Pour les besoins de mon beau métier, je vais parfois incognito tester des gourous habillés en thérapeutes, ou des thérapeutes déguisés en gourous, promettant contre une poignée de billets monts et merveilles à des malheureux avides de miracles. C’est ainsi que je fus désenvoûtée par un mage sévissant en compagnie de deux perroquets gris du Gabon, dans une officine près de la gare St Lazare, tapissée d’images pieuses et de relevés fiscaux certifiant que le guérisseur acquittait bien la TVA. Tandis que ses perroquets disaient du mal de moi, je supportais stoïquement que le grand prêtre qui se faisait appeler Monseigneur me casse des œufs sur le crâne, m’arrose de graines, de lotions et d’herbes diverses puis jette le tout dans le feu- sauf moi- pour que la couleur de la flamme lui révèle le maléfice dont j’étais victime. La salle d’attente était bondée de clients, dont un homme d’affaires belge qui venait faire désenvoûter… son fils de neuf ans qu’il trouvait trop agité. Il y a des fessées qui se perdent…
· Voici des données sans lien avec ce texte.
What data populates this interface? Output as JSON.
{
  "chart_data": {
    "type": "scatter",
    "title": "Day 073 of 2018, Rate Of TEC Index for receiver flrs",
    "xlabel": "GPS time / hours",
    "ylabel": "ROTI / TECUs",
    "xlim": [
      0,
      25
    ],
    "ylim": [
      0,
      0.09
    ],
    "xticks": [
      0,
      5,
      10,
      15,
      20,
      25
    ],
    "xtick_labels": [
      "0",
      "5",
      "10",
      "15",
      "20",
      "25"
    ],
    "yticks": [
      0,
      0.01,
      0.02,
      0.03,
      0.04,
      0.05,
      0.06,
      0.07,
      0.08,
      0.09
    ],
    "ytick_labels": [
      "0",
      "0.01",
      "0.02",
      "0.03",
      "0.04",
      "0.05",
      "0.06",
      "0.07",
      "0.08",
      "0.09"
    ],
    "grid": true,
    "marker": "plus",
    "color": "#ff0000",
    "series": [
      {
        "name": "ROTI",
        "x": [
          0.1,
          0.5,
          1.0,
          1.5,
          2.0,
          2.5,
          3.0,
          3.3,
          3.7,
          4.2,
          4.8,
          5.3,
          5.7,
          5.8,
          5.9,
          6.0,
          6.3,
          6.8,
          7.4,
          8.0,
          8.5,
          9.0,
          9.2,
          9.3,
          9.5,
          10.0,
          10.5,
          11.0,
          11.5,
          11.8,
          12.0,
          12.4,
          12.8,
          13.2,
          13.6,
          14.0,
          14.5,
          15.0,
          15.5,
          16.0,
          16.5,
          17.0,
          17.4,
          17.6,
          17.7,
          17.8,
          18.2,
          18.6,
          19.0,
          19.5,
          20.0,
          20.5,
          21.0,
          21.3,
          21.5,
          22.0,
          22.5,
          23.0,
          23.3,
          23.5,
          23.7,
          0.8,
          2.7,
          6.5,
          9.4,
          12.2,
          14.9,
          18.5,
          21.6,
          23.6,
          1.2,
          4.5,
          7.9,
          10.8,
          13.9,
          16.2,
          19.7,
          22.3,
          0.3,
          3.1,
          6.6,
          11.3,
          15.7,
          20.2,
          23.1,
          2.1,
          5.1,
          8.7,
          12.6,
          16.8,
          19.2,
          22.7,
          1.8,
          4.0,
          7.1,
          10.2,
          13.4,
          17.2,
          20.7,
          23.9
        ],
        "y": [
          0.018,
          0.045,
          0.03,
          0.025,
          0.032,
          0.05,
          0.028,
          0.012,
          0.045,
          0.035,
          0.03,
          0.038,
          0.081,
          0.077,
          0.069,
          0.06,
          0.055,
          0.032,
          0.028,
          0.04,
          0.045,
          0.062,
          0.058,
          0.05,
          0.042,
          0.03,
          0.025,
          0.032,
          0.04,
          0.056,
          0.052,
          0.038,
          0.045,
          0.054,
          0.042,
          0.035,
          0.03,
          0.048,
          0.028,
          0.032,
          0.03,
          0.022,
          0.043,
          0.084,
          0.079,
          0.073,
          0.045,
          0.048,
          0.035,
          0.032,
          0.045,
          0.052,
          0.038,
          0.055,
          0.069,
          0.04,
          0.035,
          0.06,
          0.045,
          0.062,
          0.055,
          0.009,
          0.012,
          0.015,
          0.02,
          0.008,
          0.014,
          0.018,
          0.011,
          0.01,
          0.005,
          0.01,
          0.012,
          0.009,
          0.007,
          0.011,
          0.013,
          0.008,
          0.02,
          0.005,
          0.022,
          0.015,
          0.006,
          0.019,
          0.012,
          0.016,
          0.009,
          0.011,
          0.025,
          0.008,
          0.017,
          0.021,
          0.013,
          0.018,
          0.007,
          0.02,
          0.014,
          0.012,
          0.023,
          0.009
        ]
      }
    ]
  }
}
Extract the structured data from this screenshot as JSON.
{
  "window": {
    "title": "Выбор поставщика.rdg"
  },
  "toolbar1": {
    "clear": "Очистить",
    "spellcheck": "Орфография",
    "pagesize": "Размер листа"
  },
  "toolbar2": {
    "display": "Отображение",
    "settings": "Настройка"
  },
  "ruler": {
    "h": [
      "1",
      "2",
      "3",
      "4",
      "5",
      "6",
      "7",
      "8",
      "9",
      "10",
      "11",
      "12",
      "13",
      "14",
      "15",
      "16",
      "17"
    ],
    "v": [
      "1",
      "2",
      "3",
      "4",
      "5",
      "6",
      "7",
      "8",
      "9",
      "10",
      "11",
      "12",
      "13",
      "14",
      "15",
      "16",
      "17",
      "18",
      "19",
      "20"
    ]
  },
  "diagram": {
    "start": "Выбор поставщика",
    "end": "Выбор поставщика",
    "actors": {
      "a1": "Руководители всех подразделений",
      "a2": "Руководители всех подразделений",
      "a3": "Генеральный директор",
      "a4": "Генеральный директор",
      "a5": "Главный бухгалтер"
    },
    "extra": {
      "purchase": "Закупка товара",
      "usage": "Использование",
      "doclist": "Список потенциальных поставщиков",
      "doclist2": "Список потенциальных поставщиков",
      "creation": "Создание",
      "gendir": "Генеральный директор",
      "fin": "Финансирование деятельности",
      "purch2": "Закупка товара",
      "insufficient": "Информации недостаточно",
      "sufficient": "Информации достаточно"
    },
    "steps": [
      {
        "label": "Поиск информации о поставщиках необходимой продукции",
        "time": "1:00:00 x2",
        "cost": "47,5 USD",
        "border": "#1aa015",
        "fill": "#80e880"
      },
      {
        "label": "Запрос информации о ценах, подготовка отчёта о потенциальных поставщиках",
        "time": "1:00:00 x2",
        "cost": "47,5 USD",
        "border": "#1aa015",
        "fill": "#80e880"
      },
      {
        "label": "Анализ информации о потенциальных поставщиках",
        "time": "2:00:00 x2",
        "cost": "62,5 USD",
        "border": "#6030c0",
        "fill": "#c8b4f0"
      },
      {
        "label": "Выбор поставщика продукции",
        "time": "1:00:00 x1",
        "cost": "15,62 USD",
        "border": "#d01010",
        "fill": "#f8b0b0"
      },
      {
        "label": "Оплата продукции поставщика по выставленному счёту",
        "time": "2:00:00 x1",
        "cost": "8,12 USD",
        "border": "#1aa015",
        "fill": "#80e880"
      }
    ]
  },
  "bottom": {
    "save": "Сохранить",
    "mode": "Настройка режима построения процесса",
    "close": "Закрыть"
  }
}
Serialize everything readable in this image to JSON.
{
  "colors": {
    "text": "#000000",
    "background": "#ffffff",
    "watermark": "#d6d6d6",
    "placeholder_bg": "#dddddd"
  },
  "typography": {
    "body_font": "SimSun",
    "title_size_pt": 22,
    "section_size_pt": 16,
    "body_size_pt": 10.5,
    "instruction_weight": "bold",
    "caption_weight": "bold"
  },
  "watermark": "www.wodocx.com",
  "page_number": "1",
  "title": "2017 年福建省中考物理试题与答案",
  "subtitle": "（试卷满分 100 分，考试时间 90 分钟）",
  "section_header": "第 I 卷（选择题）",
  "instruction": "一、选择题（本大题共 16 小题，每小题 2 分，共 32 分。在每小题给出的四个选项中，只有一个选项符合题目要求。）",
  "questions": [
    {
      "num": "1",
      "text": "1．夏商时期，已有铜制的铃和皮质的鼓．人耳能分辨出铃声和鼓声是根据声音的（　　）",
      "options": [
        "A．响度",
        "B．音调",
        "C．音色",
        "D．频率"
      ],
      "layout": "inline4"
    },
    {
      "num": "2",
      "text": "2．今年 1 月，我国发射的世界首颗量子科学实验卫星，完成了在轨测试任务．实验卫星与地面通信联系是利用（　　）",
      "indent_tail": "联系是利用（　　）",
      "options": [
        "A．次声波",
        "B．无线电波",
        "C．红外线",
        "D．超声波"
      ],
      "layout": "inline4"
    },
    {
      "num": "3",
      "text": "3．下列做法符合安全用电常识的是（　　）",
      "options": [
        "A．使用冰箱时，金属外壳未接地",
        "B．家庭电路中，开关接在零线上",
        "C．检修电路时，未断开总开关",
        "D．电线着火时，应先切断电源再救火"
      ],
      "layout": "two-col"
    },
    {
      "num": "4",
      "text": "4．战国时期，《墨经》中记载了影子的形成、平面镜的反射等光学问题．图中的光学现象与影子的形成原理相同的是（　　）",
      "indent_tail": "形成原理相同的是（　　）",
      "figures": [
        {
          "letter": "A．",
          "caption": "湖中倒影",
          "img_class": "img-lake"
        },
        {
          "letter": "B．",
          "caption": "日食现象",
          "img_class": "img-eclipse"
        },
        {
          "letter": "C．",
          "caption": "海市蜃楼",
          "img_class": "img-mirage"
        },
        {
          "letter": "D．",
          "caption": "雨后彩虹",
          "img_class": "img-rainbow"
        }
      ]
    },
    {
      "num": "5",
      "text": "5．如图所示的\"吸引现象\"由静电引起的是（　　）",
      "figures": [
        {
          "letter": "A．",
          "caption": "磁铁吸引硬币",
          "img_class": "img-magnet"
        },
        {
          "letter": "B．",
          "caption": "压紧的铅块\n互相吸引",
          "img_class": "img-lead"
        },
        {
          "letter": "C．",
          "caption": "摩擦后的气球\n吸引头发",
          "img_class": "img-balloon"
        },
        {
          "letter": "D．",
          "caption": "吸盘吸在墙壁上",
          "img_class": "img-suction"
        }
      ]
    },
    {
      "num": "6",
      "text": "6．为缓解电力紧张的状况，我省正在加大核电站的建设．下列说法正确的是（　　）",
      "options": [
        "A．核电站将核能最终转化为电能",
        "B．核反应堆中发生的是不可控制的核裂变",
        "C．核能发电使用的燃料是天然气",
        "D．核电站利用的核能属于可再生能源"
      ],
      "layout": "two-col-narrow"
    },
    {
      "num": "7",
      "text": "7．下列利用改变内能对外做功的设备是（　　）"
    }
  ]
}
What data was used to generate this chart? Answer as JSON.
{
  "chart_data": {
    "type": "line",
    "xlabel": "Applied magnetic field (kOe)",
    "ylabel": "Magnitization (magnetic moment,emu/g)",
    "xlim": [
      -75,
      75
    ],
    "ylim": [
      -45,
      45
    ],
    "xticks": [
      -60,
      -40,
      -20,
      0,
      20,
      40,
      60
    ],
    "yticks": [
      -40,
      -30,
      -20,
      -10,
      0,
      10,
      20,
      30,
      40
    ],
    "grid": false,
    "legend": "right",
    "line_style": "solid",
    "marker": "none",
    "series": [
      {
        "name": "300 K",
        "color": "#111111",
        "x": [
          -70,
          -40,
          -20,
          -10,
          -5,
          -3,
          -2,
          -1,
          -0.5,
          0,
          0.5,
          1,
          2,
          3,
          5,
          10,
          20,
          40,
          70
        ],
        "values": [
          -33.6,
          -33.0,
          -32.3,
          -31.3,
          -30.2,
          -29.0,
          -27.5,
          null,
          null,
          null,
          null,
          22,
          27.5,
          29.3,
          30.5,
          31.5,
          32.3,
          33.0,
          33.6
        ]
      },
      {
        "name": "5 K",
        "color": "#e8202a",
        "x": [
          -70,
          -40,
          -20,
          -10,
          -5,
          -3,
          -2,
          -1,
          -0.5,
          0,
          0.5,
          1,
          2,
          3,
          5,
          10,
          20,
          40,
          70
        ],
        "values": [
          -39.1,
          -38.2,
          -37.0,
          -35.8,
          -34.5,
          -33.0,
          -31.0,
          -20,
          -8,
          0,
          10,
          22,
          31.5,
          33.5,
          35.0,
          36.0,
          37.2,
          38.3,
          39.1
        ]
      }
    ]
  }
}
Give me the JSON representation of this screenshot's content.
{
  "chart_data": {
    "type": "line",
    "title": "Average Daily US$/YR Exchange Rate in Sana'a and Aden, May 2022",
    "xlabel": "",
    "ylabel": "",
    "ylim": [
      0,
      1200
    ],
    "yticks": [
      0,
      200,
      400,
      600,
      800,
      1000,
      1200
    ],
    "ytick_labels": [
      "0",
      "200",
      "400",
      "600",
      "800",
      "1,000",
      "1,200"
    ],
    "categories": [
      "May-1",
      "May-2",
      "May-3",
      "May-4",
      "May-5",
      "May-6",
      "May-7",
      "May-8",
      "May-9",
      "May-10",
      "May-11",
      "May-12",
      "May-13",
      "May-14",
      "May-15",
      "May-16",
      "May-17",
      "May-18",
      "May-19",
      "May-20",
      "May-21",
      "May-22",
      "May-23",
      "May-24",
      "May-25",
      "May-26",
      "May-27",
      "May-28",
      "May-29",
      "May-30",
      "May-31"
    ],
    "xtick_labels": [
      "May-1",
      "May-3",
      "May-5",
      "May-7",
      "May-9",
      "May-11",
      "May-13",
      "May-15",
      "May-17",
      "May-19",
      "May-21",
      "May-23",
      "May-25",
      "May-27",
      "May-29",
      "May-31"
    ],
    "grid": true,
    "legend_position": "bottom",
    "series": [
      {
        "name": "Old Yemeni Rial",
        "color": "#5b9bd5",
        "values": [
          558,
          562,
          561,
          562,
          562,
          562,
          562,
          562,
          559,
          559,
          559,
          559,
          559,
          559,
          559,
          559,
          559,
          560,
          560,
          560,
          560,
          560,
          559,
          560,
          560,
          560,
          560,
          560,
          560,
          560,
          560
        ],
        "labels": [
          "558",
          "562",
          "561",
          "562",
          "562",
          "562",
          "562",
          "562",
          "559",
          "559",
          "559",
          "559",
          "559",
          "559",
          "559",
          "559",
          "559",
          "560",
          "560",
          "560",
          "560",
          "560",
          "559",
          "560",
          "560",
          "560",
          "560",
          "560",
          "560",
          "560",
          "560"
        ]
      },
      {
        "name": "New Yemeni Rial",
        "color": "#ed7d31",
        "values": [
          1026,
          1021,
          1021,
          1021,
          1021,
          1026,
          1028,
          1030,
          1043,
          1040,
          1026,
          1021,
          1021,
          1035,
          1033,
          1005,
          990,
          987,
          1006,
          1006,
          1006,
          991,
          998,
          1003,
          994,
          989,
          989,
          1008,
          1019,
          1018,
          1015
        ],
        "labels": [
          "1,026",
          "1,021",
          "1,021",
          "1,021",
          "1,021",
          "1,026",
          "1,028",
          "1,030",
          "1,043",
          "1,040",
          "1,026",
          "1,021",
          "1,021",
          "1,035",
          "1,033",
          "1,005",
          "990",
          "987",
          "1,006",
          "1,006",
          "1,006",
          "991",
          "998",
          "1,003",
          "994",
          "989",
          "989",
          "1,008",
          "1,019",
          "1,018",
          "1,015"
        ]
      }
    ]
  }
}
Un autre guérisseur, près de la place de l’Etoile, me fit déshabiller et, après m’avoir attachée sur une sorte de fauteuil de dentiste, me saisit à la gorge en hurlant « Ste Vierge, sainte Vierge, si tu es dans cette gorge, sors-en ». Le fou rire contenu m’ayant forcée à déglutir, l’aimable foldingue soupira : « ça y est, elle sort, je la sens qui bouge dans votre cou ». Son cabinet luxueux attirait une clientèle bourgeoise de languissantes dames en tailleur.
Voulant savoir où se situait la magie, j’avais glissé dans mon « Guide des guérisseurs » (2ème édition) le nom d’un ami qui accepta de jouer ce rôle « uniquement par téléphone et pour des affections sans gravité » car il tenait à sa tranquillité et avait de la morale. Il reçut moult coups de fil de gens pas seulement migraineux ou insomniaques, mais également atteints de cancers et autres maladies graves. Il leur parlait, les écoutait, et répondait à la question « Combien vous dois-je ? » « Vous envoyez ce que vous voulez, uniquement si vous avez des résultats ». Il reçut plusieurs chèques, dont l’un d’une cancéreuse à qui il le renvoya. Elle le lui réexpédia. Deux fois. Il finit par le garder sans l’encaisser, puis changea de numéro pour ne plus être joint. « Tu as tort, lui dis-je, une belle carrière s’offrait à toi. » Quelques jours plus tard, racontant l’aventure à une amie architecte, celle-ci lui rétorqua alors qu’il s’étonnait de la crédulité des gens : « Tu n’en sais rien, tu as peut-être un don. » Silence. Elle releva sa manche : « Regarde, j’ai une verrue qui résiste à tous les traitements. Tu crois que tu pourrais faire quelque chose ? »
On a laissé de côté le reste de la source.